Ludwig Sebus war in der katholischen Pfarrjugend von St. Michael im Belgischen Viertel aktiv. Die jungen Leute trauten sich was: Man traf sich in der Krypta von St. Maria im Kapitol, um über die politische Lage zu sprechen und kleine Aktionen gegen die Machthaber abzusprechen. Im Bergischen Land kam man im „Haus Büchel“ zusammen, einem geheimen Treffpunkt der Kölner katholischen Jugend im Naaftal. Hier versteckte man sich vor der Hitlerjugend, feierte heimlich Gottesdienste und genoss – nach zum Teil abenteuerlichen Anreisen, um nicht entdeckt zu werden – ein kleines bisschen Freiheit.

Verhör im Gestapo-Hauptquartier

Die Geheime Staatspolizei hatte Jugendliche wie Sebus im Visier.

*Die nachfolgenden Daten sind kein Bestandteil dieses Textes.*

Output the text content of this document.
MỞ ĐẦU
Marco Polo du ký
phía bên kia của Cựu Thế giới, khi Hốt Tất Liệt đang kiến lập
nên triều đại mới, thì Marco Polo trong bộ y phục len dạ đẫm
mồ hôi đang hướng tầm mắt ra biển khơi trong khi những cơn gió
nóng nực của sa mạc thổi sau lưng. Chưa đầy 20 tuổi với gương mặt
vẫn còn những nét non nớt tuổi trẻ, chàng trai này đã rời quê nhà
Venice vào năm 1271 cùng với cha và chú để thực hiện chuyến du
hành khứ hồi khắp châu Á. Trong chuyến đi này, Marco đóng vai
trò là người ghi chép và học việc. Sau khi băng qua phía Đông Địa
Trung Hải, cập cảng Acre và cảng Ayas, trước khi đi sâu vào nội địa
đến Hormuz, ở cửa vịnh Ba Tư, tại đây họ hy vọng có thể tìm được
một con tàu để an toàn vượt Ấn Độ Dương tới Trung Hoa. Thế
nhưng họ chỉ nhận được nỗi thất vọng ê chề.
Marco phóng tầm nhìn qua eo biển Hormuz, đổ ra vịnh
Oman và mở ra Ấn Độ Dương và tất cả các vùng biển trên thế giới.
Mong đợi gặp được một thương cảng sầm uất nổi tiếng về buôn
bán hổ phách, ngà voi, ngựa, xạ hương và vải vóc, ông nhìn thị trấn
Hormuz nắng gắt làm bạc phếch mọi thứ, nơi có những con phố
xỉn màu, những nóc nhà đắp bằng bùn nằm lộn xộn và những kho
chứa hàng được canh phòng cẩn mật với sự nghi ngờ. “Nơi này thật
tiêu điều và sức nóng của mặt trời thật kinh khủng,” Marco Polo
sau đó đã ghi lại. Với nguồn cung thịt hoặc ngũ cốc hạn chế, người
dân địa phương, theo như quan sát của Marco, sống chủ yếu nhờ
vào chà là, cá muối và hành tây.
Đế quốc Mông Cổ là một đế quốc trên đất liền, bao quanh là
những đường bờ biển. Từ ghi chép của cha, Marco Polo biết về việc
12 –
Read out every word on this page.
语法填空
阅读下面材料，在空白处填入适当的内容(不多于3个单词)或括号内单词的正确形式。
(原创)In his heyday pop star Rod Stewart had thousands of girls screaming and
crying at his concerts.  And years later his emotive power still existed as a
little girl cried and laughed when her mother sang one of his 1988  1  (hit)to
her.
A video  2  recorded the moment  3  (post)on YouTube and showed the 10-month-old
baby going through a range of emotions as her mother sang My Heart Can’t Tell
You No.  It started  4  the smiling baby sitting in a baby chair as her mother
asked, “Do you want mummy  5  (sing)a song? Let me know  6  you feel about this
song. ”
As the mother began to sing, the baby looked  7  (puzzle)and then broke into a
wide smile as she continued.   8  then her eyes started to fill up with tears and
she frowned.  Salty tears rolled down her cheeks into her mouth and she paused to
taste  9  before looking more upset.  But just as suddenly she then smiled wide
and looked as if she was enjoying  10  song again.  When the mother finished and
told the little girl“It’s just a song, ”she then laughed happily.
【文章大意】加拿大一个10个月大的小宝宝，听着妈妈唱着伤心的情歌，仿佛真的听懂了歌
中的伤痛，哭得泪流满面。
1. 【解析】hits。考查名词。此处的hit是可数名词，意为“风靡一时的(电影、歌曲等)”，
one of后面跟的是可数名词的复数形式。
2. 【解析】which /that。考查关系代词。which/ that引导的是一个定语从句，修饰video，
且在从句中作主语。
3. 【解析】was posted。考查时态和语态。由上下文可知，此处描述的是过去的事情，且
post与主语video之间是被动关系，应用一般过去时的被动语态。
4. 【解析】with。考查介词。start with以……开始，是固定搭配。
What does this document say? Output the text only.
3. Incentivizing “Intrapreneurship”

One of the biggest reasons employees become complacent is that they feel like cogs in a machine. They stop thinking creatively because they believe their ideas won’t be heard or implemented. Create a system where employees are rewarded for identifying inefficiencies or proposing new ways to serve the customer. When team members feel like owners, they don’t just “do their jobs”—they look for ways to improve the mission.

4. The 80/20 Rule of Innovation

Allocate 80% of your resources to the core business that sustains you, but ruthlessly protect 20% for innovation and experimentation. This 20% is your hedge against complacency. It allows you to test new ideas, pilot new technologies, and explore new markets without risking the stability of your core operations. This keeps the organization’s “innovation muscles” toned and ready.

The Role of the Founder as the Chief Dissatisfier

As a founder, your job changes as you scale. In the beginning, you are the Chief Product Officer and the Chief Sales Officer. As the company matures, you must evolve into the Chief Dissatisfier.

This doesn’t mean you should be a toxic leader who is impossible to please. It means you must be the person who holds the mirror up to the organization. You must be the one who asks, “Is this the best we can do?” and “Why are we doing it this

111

Wenn er heute von einem Verhör im Gestapo-Hauptquartier, dem El-De-Haus, berichtet, klingt das Erlebte wie eine Anekdote über einen Jugendlichen, der die Polizei narren konnte. Wahrscheinlich war es weniger lustig.

Aus heutiger Sicht ist dieses Leben von Jugendlichen, die sich in der Diktatur – solange es ging – nicht anpassen wollten, kaum vorstellbar: Einerseits sei es darum gegangen, sich ein paar Freiräume zu bewahren, gleichzeitig bedeutete jede Art von Opposition nicht nur eine Gefahr für jeden Einzelnen, sondern auch für seine ganz Familie. „Mit Klugheit mussten wir darauf achten, dass keiner von uns zu Schaden kam.“ Ludwig Sebus verschwieg seine heimlichen Treffen gegenüber seinen Eltern, um sie nicht zu gefährden. Außerdem wollte er seine Ausbildung als Industriekaufmann bei einem Landmaschinenhersteller beenden. Wenn er heute selbst auf die Zeit zurückblickt, übt er auch heftige Kritik an der Haltung der meisten Amtsträger in seiner Kirche. Zu viele hätten sich mit den Nazis arrangiert.

Mitglieder der katholischen Jugend von St. Michael im Jahr 1935, ganz rechts: Ludwig Sebus

Im Zuge der Recherchen für das Buch „Ludwig Sebus – Ein Kölsches Jahrhundert“ wurde eine beeindruckende, handgeschriebene „Chronik“ eines katholischen Jugendgruppenleiters gefunden, der das Leben im „Haus Büchel“ beschreibt. Auf einigen Fotos ist ein fröhlicher Ludwig Sebus zu sehen. Nach und nach kamen immer weniger ins Naaftal. Sebus wurde am 1. Oktober 1943 zum Kriegsdienst eingezogen. Die Schlacht von Stalingrad war da schon geschlagen, die Wehrmacht auf dem Rückzug. „Nun sollte mein Jahrgang verheizt werden“, sagt er. Über ein Jahr gelang es ihm mit Glück und kleinen Tricks, nicht an die Front zu müssen. Am Heiligen Abend 1944, den er eigentlich mit seinen Eltern verbringen wollte, gab es jedoch keine Möglichkeit mehr, die Verlegung an die Ostfront zu verhindern. Dass er als Nachrichtenoffizier nicht auf andere schießen musste, sei ein großes Glück gewesen.

Die „Chronik des Haus Büchel“ endet mit einer Namensliste, die sich von der schlichten Aufzählung der Heimkehrer im „Kölner Stadt-Anzeiger“ deutlich unterscheidet. „In Büchel wurde es immer stiller. Erst kamen noch viele Feldpostbriefe, dann hielt der Tod grausame Ernte“, vermerkt der Chronist. Es folgen die Namen der Gefallenen.